Gezegenimiz Dünya bizi gelecekte de beslemeye devam edecekse, zengin ülkelerin et tüketimlerini önemli ölçüde azaltması gerekiyor; ideal oran ise en az yüzde 75. Bonn Üniversitesinde yürütülen yeni çalışmada varılan sonuç bu şekilde. Çalışmada, et tüketiminin çeşitli yönlerinin ele alındığı mevcut araştırmalar inceleniyor. Çevre ve iklime dönük etkilerin yanısıra, sağlık ve ekonomiyle ilgili etkilerin de bulunduğu belirtiliyor. Araştırmacıların vardığı sonuç ise ufak miktarlarda et yemenin gayet sürdürülebilir olabileceği yönünde. Bulgular iki gün önce Annual Review of Resource Economics bülteninde yayımlandı.
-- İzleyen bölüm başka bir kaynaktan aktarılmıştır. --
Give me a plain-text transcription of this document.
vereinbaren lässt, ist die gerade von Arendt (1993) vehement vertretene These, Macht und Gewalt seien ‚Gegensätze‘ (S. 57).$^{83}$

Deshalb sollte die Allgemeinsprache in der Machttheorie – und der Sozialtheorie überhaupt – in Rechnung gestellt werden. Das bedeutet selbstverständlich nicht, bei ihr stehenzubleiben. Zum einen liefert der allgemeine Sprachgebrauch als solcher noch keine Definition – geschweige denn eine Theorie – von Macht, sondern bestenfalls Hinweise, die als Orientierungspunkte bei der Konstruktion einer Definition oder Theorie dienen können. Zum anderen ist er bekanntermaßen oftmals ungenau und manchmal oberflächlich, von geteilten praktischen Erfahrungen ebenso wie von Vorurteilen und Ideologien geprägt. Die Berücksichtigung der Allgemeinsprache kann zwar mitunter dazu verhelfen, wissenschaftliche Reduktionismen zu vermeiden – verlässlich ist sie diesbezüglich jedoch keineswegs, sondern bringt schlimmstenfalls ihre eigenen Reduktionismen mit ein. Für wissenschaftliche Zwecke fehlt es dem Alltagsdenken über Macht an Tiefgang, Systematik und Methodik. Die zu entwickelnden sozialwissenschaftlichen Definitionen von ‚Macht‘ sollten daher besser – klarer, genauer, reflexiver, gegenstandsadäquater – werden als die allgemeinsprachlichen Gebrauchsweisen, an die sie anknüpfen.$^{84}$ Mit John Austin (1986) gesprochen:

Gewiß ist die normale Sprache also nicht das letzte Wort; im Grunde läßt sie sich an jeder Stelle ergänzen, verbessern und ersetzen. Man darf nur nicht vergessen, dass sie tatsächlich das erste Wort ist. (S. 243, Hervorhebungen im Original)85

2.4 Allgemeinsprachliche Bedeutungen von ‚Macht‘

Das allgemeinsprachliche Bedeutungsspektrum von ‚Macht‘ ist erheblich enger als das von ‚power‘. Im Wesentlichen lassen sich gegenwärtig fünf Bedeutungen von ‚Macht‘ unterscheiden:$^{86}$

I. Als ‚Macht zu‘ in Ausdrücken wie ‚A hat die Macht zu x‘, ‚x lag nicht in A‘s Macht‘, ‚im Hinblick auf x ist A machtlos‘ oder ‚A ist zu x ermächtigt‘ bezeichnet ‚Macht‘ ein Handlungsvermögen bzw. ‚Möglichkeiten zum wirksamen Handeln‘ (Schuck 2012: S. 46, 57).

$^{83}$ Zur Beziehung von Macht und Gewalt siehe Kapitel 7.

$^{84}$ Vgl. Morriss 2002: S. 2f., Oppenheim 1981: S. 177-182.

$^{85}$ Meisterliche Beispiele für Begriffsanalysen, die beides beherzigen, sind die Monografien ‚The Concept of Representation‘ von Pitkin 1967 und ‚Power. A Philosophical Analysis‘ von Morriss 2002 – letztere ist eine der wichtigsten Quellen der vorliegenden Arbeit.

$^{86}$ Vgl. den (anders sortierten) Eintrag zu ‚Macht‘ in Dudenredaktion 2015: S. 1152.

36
Yeni Çalışma, Kırmızı Et ile Kalp Hastalığı Arasındaki Bağlantıları Güçlendiriyor

Her AB vatandaşı, yılda yaklaşık 80 kilogram et tüketiyor. Fakat her bir pirzola, her bir sosis, tezgahta ödemediğimiz bedeller getiriyor çünkü çiftlik hayvancılığı iklime ve çevreye zarar veriyor. Örneğin geviş getiren hayvanların çıkardığı metan gazı, küresel ısınmayı hızlandırıyor. Hayvanlar ayrıca yediklerinin sadece bir kısmını ete dönüştürüyor. Bu yüzden aynı miktarda insanı etle beslemek için çok daha büyük bir arazi alanı gerekiyor. Bu durum, ekosistemlere zarar veriyor çünkü doğal türlerin korunması için kalan alanlar azalıyor. Dahası; bu kadar fazla et yemek faydalı değil; aşırı et sağlıklı olmadığı gibi, kronik hastalıkları da destekliyor.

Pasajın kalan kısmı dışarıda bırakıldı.